Des gaz iridescents ont envahi la pièce. De longues anguilles lumineuses se tordent et délimitent comme un cône dont le mage serait l'origine. Et dans le pinceau de ce projecteur émeraude, la bête est là. Elle est tordue, jaunâtre, horriblement fessue. Assise à califourchon sur ma mère, elle pèse de tout son poids sur sa poitrine. Le simple fait de gêner sa respiration provoque chez ce monstre des tressautements de jouissance, qui courent et palpitent le long de son échine pour venir fleurir sur ses lèvres en un sourire vénéneux. De vagues humeurs dégoulinent le long de ses membres difformes, se mêlent à la sueur de maman, qui geint et se débat. Ses convulsions désordonnées des jours précédents prennent tout à coup tout leur sens.
Tout n'a duré qu'une seconde, une détonation retentit alors que l'horreur, se sentant découverte, abandonne ma mère d'un bond. Le plâtre arraché au mur retombe en poussière sur le corps épuisé de maman.
Je hurle.
La chose s'est perchée sur le haut de l'armoire. S'ancrant dans le bois à grand renfort de griffes, elle s'arc-boute et pousse un cri à son tour, un cri pointu comme une lance, qui me vrille jusqu'à l'âme. Le vase, le miroir explosent en milliers de fragments qui soudainement s'immobilisent dans l'air, devant les mains tendus du mage filiforme. Du sang s'écoule de ma truffe, alors que je chancelle. J'essaie de quitter la pièce à quatre pattes, tandis que le géant trébuche sur moi. Une seconde détonation et ce sont des fragments du plafond qui pleuvent dans la pièce.
"Ne la laisse pas s'échapper, Maximilien", s'exclame l'elfe en gris qui a plaqué ses mains sur mes oreilles !"

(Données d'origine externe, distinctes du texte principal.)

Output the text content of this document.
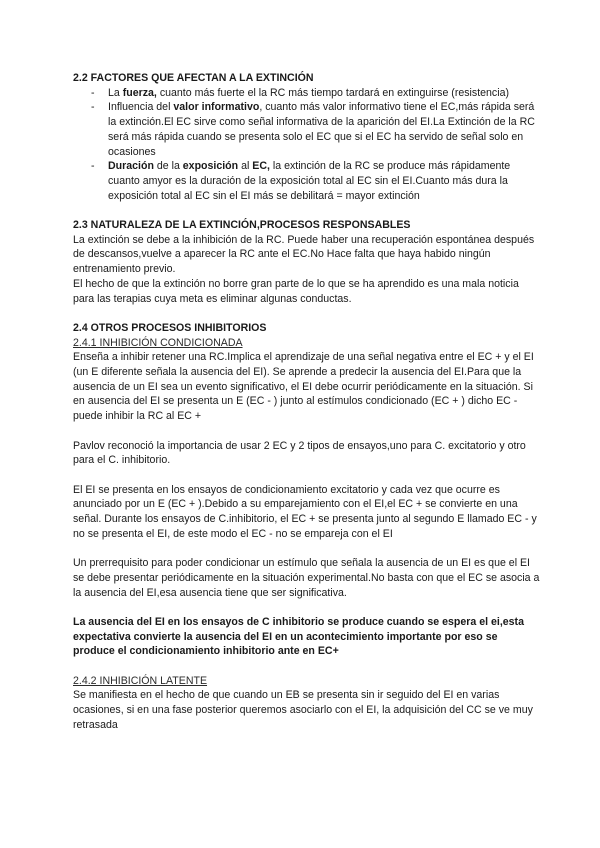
2.2 FACTORES QUE AFECTAN A LA EXTINCIÓN
- La fuerza, cuanto más fuerte el la RC más tiempo tardará en extinguirse (resistencia)
- Influencia del valor informativo, cuanto más valor informativo tiene el EC,más rápida será la extinción.El EC sirve como señal informativa de la aparición del EI.La Extinción de la RC será más rápida cuando se presenta solo el EC que si el EC ha servido de señal solo en ocasiones
- Duración de la exposición al EC, la extinción de la RC se produce más rápidamente cuanto amyor es la duración de la exposición total al EC sin el EI.Cuanto más dura la exposición total al EC sin el EI más se debilitará = mayor extinción
2.3 NATURALEZA DE LA EXTINCIÓN,PROCESOS RESPONSABLES

La extinción se debe a la inhibición de la RC. Puede haber una recuperación espontánea después de descansos,vuelve a aparecer la RC ante el EC.No Hace falta que haya habido ningún entrenamiento previo.

El hecho de que la extinción no borre gran parte de lo que se ha aprendido es una mala noticia para las terapias cuya meta es eliminar algunas conductas.

2.4 OTROS PROCESOS INHIBITORIOS
2.4.1 INHIBICIÓN CONDICIONADA

Enseña a inhibir retener una RC.Implica el aprendizaje de una señal negativa entre el EC + y el EI (un E diferente señala la ausencia del EI). Se aprende a predecir la ausencia del EI.Para que la ausencia de un EI sea un evento significativo, el EI debe ocurrir periódicamente en la situación. Si en ausencia del EI se presenta un E (EC - ) junto al estímulos condicionado (EC + ) dicho EC - puede inhibir la RC al EC +

Pavlov reconoció la importancia de usar 2 EC y 2 tipos de ensayos,uno para C. excitatorio y otro para el C. inhibitorio.

El EI se presenta en los ensayos de condicionamiento excitatorio y cada vez que ocurre es anunciado por un E (EC + ).Debido a su emparejamiento con el EI,el EC + se convierte en una señal. Durante los ensayos de C.inhibitorio, el EC + se presenta junto al segundo E llamado EC - y no se presenta el EI, de este modo el EC - no se empareja con el EI

Un prerrequisito para poder condicionar un estímulo que señala la ausencia de un EI es que el EI se debe presentar periódicamente en la situación experimental.No basta con que el EC se asocia a la ausencia del EI,esa ausencia tiene que ser significativa.

La ausencia del EI en los ensayos de C inhibitorio se produce cuando se espera el ei,esta expectativa convierte la ausencia del EI en un acontecimiento importante por eso se produce el condicionamiento inhibitorio ante en EC+

2.4.2 INHIBICIÓN LATENTE

Se manifiesta en el hecho de que cuando un EB se presenta sin ir seguido del EI en varias ocasiones, si en una fase posterior queremos asociarlo con el EI, la adquisición del CC se ve muy retrasada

Le colosse poursuit la maladie à travers la pièce. Il essaie à plusieurs reprises de la transpercer de sa lame, tandis qu'elle bondit de meuble en meuble, tout en poussant des piaillements suraigus. Dans sa course, ce sont les verres et la vaisselle qui volent en éclats. Empoignant le vaisselier d'une poigne d'acier, Maximilien l'expédie à travers le salon. La fièvre est piégée dessous. Tandis que le morbicide recharge calmement son calibre, la chose hurle et tempête. Les vitres de ma mansarde se lézardent et éclatent. La cape déchiquetée, souffrant de multiples entailles, le colosse arme le chien, et tire une dernière fois.
Par les fenêtres crevées, c'est une chorale de plaintes suraiguës qui accompagne la détonation. Les yeux remplis de larmes, j'aperçois une horde de silhouettes difformes et jaunâtres qui se rassemblent, gesticulantes, sur les toits du quartier.
"Foutrecul, tonne l'ogre, une épidémie !"
Mes jambes se dérobent et je m'évanouis.
Souvenir recueilli par Frotonde le Retors,
lors de la reconstitution de la mise à sac de la rue des Silences Étouffés.